Fly Proxy not connected when gunicorn ready?

jasonhd · March 28, 2026, 1:34pm

I’ve been having a lot of issues troubleshooting this. For some reason gunicorn posts that it’s ready to accept requests, however, the fly proxy fails. This causes a resource cascade where more machines start booting.

13:31:43[2026-03-28 09:31:43 -0400] [645] [DEBUG] Arbiter booted

13:31:43[2026-03-28 09:31:43 -0400] [645] [INFO] Listening at: http://0.0.0.0:8080 (645)
13:31:43[2026-03-28 09:31:43 -0400] [645] [INFO] Using worker: sync
13:31:43[2026-03-28 09:31:43 -0400] [645] [INFO] Gunicorn ready to serve requests at 1774704703.436851
13:31:43[2026-03-28 09:31:43 -0400] [656] [INFO] Booting worker with pid: 656
13:31:43[2026-03-28 09:31:43 -0400] [657] [INFO] Booting worker with pid: 657
13:31:43[2026-03-28 09:31:43 -0400] [656] [DEBUG] GET /health/
13:31:43[2026-03-28 09:31:43 -0400] [645] [DEBUG] 2 workers
13:31:45[2026-03-28 09:31:45 -0400] [657] [DEBUG] GET /health/
13:31:46waiting for machine to be reachable on 0.0.0.0:8080 (waited 5.475607079s so far)
13:31:49[PM05] failed to connect to machine: gave up after 15 attempts (in 8.479125072s)

This is my current fly.toml

app = “pb-app-web”
primary_region = “iad”
swap_size_mb = 1024

[deploy]
strategy = “rolling”
release_command = “python manage.py migrate” # Run migrations once per deploy, not per container
release_command_timeout = “30m”
wait_timeout = “20m”
max_unavailable = 0

[build]
dockerfile = “Dockerfile.web”

[env]
DJANGO_SETTINGS_MODULE = “core.settings.web”

Keep your explicit process group so we can bind the HTTP service to it

[processes]
web = “/start-web.sh”

[http_service]
internal_port = 8080
processes = [“web”] # bind service to the web process group
force_https = true # 80 → 443 redirect at the proxy

autosuspend / autostart (Machines v2 way)

auto_stop_machines = “suspend” # “off” | “stop” | “suspend”
auto_start_machines = true
min_machines_running = 0 # set to 0 if you want full auto-off

[http_service.concurrency]
type = “requests” # better for HTTP than “connections”
soft_limit = 2 # Reduced to match worker count
hard_limit = 4

[[http_service.checks]]
interval = “10s”
timeout = “2s”
grace_period = “60s”
method = “GET”
path = “/health/”
[http_service.checks.headers]
Host = “######.fly.dev”
X-Forwarded-Proto = “https”

[[vm]]
cpu_kind = “shared”
cpus = 1
memory = “1gb”

lubien · March 28, 2026, 1:42pm

Howdy!
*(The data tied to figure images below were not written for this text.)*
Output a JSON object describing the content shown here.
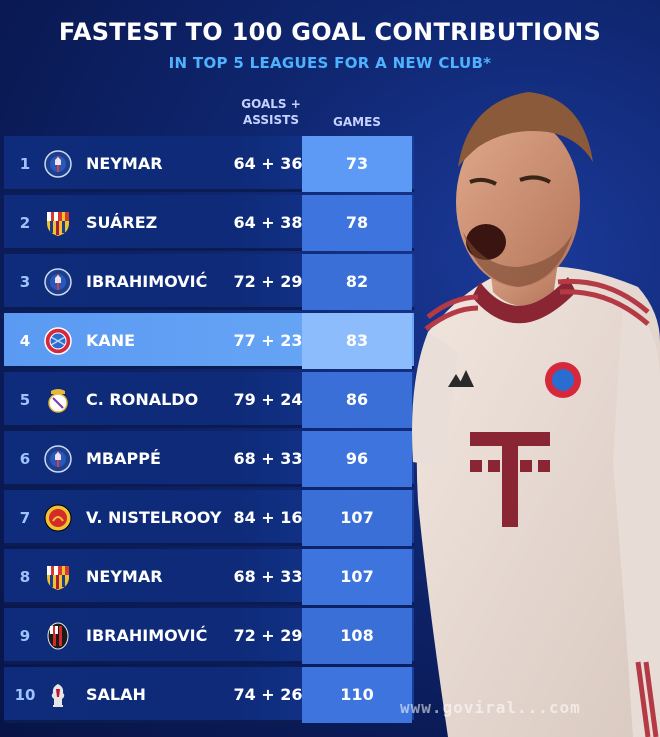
{
  "header": {
    "title": "FASTEST TO 100 GOAL CONTRIBUTIONS",
    "subtitle": "IN TOP 5 LEAGUES FOR A NEW CLUB*"
  },
  "columns": {
    "goals_assists": "GOALS + ASSISTS",
    "games": "GAMES"
  },
  "rows": [
    {
      "rank": "1",
      "club_icon": "psg-crest-icon",
      "name": "NEYMAR",
      "ga": "64 + 36",
      "games": "73"
    },
    {
      "rank": "2",
      "club_icon": "barcelona-crest-icon",
      "name": "SUÁREZ",
      "ga": "64 + 38",
      "games": "78"
    },
    {
      "rank": "3",
      "club_icon": "psg-crest-icon",
      "name": "IBRAHIMOVIĆ",
      "ga": "72 + 29",
      "games": "82"
    },
    {
      "rank": "4",
      "club_icon": "bayern-crest-icon",
      "name": "KANE",
      "ga": "77 + 23",
      "games": "83"
    },
    {
      "rank": "5",
      "club_icon": "real-madrid-crest-icon",
      "name": "C. RONALDO",
      "ga": "79 + 24",
      "games": "86"
    },
    {
      "rank": "6",
      "club_icon": "psg-crest-icon",
      "name": "MBAPPÉ",
      "ga": "68 + 33",
      "games": "96"
    },
    {
      "rank": "7",
      "club_icon": "man-united-crest-icon",
      "name": "V. NISTELROOY",
      "ga": "84 + 16",
      "games": "107"
    },
    {
      "rank": "8",
      "club_icon": "barcelona-crest-icon",
      "name": "NEYMAR",
      "ga": "68 + 33",
      "games": "107"
    },
    {
      "rank": "9",
      "club_icon": "ac-milan-crest-icon",
      "name": "IBRAHIMOVIĆ",
      "ga": "72 + 29",
      "games": "108"
    },
    {
      "rank": "10",
      "club_icon": "liverpool-crest-icon",
      "name": "SALAH",
      "ga": "74 + 26",
      "games": "110"
    }
  ],
  "highlight_rank": "4",
  "watermark": "www.goviral...com",
  "colors": {
    "background": "#0f2670",
    "subtitle": "#4fb2ff",
    "highlight_row": "#6aa7f6",
    "games_cell": "#3d74de"
  }
}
Your internal port and logs indicate that it’s not a port issue so my next guess is that your internal health check endpoint is not returning 200.

Can you comment/remove the health check debug and see if the deploy is successful? If it is it will indicate that the issue is either on the health check configuration or in health check action itself (which I would suggest you add more logging to see)

jasonhd · March 28, 2026, 2:12pm

Thank you for this! It does appear removing the health check has resolved the issue. Interestingly, before removing the health check, the system was reporting the health check later returned a 200.

13:56:13[2026-03-28 09:56:13 -0400] [642] [DEBUG] 2 workers

13:56:14[2026-03-28 09:56:14 -0400] [658] [DEBUG] GET /health/
13:56:15waiting for machine to be reachable on 0.0.0.0:8080 (waited 5.53290463s so far)
13:56:18[PM05] failed to connect to machine: gave up after 15 attempts (in 8.536627937s)
13:56:24172.19.8.121 - - [28/Mar/2026:09:56:24 -0400] “GET /health/ HTTP/1.1” 200 16 “-” “Consul Health Check”

lubien · March 28, 2026, 2:22pm

I wonder if the health check is taking long to send 200.

Can you try to simplify your health action to just sending a 200 with no real checks and see if the deploy goes through fast? If it does it means something your health is doing is taking long to work (tweak your timeouts) or if it doesn’t it could indicate that the web server itself might be at fault here.

halfer · March 28, 2026, 3:30pm

A good tip for healthcheck issues is to spin up your service locally in Docker. You can then make the healthcheck yourself and see how long it takes to reply. Of course, if you don’t already have a working local environment (including a local database and other downstream dependencies) then I’d say that’s a priority to get operational anyway.